Donlan represented Langley as a member of the NACA Research Airplane Panel, which oversaw the X-15 program. He also served as technical assistant to Langley's director, Floyd L. Thompson. When the Space Task Group (STG) was formed in 1958, Thompson asked Donlan to become its deputy head, under Robert R. Gilruth. Donlan was given the task of recruiting and training astronauts for Project Mercury, who became the Mercury Seven. He was also in charge of the STG team that evaluated the tenders for the Mercury spacecraft, which was awarded to McDonnell Aircraft.

In 1960, Donlan left the STG to become the Associate Director at Langley. He became Deputy Director in 1967. As such, he oversaw the Lunar Orbiter Project. On May 1, 1968, he became Deputy Associate Administrator for Manned Space Flight (Technical) at NASA Headquarters in Washington, D.C. From November 1970 to April 1973 he was the Director of the Space Shuttle Program. He retired from NASA in 1976, and became a consultant with the Institute for Defense Analyses.

== Later life and death ==
During his long career at NASA, Donlan received many honors and awards, including the NASA Outstanding Leadership Medal in 1963, the Special Award for Outstanding Leadership in 1968, the NASA Distinguished Service Medal in 1971, the NASA Exceptional Performance Award in 1976, and the NASA Exceptional Service Medal in 1976. He became a member of the Tau Beta Pi Association in 1938, and was a fellow of the American Institute for Aeronautics. He received the Randolph Lovelace II Award from the American Astronautical Society in 1976 and the Eugen Sanger Medal Award from the German Society for the Promotion of Aeronautics in 1977, and was awarded an honorary Doctor of Aeronautical Engineering from Ohio Northern University in 1972.
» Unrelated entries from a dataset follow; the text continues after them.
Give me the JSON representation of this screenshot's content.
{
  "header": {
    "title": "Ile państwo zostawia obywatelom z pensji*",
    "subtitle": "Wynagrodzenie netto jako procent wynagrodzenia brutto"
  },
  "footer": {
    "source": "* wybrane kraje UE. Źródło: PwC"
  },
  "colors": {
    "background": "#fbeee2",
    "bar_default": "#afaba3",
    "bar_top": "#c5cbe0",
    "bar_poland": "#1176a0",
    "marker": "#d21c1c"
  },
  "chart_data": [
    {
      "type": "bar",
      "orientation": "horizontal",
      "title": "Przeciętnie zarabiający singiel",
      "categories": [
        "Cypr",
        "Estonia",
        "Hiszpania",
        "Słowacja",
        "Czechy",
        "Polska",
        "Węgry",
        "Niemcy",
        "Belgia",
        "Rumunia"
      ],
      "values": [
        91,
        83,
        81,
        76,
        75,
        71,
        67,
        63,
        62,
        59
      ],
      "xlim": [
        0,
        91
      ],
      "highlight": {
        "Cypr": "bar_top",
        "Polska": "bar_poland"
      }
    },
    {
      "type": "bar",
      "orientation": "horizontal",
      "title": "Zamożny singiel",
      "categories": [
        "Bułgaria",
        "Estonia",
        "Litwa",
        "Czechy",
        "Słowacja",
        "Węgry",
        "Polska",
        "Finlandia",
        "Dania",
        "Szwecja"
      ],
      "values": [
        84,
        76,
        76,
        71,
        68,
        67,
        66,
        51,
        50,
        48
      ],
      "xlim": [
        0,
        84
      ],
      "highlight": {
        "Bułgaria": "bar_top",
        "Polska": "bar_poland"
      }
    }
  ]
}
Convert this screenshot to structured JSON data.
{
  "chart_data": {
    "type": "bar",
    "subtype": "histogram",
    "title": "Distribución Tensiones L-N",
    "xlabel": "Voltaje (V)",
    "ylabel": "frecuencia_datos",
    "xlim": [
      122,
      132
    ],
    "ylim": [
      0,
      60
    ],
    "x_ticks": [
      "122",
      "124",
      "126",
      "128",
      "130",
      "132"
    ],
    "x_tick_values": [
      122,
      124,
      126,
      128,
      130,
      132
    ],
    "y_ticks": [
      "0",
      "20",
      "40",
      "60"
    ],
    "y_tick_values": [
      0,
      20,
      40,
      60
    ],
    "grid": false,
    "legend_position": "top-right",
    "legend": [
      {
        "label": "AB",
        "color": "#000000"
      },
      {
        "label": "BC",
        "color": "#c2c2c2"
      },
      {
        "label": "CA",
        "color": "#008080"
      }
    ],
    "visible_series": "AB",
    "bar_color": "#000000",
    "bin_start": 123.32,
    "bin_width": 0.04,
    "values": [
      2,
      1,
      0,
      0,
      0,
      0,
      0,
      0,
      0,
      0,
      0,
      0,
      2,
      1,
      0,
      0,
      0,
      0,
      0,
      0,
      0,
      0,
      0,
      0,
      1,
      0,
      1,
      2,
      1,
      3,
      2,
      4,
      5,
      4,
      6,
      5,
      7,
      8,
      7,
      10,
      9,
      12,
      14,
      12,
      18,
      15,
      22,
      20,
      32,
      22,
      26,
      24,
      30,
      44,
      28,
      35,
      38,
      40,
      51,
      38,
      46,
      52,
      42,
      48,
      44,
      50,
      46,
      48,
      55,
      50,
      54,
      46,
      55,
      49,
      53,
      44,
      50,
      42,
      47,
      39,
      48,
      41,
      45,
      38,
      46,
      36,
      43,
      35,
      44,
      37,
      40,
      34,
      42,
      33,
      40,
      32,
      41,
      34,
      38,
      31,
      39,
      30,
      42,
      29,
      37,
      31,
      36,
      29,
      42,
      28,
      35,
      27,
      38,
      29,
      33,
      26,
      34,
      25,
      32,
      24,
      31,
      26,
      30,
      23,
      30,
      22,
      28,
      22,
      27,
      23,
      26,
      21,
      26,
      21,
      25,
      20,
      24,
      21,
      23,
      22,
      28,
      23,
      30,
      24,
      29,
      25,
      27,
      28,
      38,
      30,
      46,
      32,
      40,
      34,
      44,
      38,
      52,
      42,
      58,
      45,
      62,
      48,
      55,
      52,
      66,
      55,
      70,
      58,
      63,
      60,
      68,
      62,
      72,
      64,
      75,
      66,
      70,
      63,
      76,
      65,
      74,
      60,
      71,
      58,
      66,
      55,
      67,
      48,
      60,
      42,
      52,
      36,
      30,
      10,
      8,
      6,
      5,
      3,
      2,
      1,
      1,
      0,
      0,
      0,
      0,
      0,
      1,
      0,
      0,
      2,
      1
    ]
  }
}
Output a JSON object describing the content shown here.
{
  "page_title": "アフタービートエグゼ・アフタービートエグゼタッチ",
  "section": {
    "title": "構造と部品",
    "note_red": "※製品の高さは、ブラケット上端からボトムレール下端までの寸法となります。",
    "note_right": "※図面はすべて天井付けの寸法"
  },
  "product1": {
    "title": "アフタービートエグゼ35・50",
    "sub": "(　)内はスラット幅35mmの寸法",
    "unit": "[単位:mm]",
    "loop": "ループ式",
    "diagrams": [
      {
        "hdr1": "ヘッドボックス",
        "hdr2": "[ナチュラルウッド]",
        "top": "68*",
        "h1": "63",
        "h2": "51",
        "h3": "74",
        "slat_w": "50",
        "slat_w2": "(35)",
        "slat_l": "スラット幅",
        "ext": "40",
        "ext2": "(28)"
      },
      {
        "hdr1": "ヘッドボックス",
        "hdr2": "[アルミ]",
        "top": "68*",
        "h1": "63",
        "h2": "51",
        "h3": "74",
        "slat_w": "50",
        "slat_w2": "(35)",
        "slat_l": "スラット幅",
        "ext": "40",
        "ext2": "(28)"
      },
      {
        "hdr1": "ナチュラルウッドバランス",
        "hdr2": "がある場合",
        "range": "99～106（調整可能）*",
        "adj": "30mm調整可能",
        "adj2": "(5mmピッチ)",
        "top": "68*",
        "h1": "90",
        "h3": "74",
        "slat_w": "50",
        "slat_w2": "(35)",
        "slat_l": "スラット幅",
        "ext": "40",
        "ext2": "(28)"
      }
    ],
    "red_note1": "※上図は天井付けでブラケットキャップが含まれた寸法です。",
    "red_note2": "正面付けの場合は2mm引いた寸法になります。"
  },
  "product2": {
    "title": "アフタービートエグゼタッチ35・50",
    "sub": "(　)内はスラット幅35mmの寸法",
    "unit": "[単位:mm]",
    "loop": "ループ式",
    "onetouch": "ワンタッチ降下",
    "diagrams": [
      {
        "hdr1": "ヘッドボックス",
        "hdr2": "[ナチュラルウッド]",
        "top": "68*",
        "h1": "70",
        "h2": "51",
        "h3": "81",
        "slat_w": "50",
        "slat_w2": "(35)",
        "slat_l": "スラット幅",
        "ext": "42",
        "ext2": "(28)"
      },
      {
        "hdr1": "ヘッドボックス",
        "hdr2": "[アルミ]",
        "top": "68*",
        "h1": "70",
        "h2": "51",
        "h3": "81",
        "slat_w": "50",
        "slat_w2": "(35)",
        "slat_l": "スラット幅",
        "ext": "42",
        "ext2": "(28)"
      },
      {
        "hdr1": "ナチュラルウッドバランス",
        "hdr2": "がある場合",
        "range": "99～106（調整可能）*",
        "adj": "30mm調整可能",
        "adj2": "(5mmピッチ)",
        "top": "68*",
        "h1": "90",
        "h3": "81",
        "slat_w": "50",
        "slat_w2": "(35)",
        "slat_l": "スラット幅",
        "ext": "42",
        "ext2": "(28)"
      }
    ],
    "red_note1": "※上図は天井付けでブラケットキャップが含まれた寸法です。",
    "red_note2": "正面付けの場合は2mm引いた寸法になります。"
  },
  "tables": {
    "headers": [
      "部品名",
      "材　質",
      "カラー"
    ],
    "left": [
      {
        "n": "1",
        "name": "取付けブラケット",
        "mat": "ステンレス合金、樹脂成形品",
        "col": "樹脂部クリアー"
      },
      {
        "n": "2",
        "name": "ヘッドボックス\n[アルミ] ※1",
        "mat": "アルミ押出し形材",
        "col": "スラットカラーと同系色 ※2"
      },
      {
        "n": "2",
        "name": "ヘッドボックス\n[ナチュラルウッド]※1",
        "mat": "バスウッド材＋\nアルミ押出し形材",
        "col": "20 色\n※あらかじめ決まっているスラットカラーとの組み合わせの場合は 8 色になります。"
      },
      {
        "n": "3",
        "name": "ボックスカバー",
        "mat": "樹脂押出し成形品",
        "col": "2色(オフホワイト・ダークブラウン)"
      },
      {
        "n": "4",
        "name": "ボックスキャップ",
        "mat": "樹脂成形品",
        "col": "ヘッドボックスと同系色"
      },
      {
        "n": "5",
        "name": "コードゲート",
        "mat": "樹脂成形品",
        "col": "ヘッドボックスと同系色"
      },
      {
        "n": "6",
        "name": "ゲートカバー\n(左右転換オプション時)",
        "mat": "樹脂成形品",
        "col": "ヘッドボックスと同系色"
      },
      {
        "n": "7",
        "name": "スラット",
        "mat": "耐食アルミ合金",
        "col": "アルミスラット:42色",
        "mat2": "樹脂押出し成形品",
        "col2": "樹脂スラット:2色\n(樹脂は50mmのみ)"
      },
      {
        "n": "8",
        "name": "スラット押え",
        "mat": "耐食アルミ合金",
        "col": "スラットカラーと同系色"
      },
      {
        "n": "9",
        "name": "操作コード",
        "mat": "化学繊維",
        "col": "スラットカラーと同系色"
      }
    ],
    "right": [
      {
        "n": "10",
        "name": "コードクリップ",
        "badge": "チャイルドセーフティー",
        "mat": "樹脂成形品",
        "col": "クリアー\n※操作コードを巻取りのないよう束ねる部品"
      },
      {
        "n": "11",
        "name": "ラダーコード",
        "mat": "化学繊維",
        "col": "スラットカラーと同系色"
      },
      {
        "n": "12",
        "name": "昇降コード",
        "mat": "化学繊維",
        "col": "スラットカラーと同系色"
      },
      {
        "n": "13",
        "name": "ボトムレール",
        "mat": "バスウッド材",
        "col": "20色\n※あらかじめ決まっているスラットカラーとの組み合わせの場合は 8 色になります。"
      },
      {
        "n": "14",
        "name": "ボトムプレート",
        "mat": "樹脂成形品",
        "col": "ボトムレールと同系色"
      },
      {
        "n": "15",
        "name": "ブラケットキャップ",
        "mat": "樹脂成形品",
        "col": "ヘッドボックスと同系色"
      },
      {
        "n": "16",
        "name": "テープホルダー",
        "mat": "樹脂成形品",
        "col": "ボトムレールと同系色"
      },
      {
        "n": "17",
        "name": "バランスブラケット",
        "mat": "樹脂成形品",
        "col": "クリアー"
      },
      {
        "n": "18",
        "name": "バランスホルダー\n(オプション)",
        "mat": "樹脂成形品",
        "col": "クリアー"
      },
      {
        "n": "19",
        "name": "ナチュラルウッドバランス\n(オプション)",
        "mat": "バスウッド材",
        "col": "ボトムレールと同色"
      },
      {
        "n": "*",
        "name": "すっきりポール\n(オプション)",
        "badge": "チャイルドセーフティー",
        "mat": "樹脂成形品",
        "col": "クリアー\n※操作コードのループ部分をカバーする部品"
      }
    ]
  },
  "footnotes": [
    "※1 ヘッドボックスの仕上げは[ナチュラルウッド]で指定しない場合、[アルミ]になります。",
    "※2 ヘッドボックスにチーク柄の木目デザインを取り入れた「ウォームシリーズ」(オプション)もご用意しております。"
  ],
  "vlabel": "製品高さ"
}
Donlan lived in Alexandria, Virginia, from 1968 to 1998, and then in Virginia Beach, Virginia, until 2005, when he moved to Patriots Colony in Williamsburg, Virginia. He died there on September 28, 2011. He was survived by his son Charles J. Donlan II. His wife predeceased him, as had his other son, Richard M. Donlan, who was killed in Bình Thuận province on February 28, 1969, during the Vietnam War.